In the most generous freebie offer of the year so far, the tour operator Eurocamp has written to journalists offering a free fortnight in France for them and their families. And when the company says "free", it isn't kidding:
"Your Eurocamp holiday will include 14 nights' accommodation in a tent or mobile home for two adults and three children at any time in 1997. Brittany Ferries are offering a complimentary return crossing for you and your family. A Vauxhall Sintra to drive for your whole holiday will give you the driveability of a luxury estate car and that extra roominess to bring back a case or two of your favourite wine."
Don't worry about those irritating extras, either. Eurocamp will throw in personal and vehicle insurance, plus a Green Card, free.
What if you would much rather offload the kids? PGL Adventure Holidays steps in with an offer that gives a whole new meaning to the concept of free child places: "We would be pleased to welcome one or two children free of charge on any of our UK holidays".
If, like me, you find yourself familialy challenged, then the deal can be passed on: "It is transferrable to a friend or colleague's children, provided that you still write the holiday feature."
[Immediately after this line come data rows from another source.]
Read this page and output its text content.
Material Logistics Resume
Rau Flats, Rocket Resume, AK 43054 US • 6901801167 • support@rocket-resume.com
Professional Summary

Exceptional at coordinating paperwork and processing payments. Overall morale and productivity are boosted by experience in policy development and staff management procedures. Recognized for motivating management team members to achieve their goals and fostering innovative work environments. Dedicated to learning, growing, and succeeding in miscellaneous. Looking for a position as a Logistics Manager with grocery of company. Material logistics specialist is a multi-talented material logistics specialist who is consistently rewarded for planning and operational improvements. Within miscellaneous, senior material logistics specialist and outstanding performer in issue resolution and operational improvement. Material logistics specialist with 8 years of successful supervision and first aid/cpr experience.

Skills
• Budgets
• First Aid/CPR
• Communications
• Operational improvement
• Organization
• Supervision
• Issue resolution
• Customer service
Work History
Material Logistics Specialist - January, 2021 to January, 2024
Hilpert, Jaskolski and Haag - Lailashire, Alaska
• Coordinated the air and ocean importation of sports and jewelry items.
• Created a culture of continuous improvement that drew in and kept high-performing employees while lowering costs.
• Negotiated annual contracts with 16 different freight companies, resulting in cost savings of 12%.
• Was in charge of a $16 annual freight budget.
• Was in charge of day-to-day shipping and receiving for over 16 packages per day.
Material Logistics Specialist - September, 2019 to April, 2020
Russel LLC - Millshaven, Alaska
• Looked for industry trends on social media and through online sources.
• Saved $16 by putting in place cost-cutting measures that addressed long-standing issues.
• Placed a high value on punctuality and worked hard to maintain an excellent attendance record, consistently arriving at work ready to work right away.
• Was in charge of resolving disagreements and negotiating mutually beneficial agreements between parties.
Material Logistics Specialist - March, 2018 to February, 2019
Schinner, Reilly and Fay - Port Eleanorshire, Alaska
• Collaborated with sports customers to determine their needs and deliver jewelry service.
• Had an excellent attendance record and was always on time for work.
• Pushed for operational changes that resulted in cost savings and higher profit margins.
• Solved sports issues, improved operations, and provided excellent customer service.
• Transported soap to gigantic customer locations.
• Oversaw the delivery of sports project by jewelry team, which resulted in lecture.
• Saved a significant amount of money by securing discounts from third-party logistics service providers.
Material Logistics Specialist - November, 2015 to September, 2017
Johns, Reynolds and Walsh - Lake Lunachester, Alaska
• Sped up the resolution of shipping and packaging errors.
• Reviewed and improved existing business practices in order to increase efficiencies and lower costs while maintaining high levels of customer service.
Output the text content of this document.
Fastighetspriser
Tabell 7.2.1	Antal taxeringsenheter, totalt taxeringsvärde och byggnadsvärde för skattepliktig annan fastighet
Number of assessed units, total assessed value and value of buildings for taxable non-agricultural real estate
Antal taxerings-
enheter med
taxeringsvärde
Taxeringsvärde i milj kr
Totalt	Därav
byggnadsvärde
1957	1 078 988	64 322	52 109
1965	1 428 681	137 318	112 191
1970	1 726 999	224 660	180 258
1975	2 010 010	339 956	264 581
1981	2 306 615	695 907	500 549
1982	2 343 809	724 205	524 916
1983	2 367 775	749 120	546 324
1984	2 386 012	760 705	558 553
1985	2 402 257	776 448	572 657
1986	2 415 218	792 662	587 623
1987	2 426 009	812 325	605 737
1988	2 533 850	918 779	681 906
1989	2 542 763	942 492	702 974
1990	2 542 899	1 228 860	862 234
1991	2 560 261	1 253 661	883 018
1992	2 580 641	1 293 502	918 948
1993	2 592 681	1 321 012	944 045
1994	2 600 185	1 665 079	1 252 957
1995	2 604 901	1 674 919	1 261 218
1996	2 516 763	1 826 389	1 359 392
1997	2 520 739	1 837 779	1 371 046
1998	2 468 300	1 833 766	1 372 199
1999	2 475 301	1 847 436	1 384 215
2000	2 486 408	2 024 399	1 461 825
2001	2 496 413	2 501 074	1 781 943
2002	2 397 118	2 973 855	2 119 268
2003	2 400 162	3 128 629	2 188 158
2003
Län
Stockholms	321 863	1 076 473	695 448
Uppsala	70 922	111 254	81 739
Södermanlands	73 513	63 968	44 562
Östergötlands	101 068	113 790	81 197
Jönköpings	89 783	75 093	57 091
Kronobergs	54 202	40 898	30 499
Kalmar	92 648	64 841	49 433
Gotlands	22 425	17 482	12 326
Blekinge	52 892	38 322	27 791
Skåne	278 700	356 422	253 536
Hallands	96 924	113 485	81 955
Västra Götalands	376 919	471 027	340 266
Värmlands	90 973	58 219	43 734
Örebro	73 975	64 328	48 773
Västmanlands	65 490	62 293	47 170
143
To qualify for either of these free holidays, all you need do is write for a newspaper and, in PGL's words, "Agree to feature their adventures in next year's travel editorial." Any paper, that is, apart from The Independent. Our policy of refusing free or reduced-rate travel remains unchanged.
There are, however, welcome signs that we may not remain in humble isolation for long. The Sunday Times, whose travel writers last weekend enjoyed free trips to Chamonix and Bali, has reviewed all the leading British hotel guides. The paper's first choice reflected perfectly our no-freebie policy. The Good Hotel Guide was selected, simply because "Its great strength lies in its squeaky clean integrity - no free hospitality accepted".
What is the most ridiculous holiday injury you have sustained? The writer and tour leader David Else has just returned from Tanzania with a couple of cracked ribs, and sets a painfully high standard with a mountaineering mishap.
"I'd successfully led a party of 12 tourists to the top of Mount Kilimanjaro", he writes. One member of the group was so pleased at reaching the 19,345- foot summit of Africa's highest mountain that he decided to embrace Mr Else.
"Unfortunately, he was a 15-stone bodybuilder. Even three-and-a-half miles above sea level, he had enough puff to pick me up and swing me around as a sign of gratitude - with such force that he broke two of my ribs."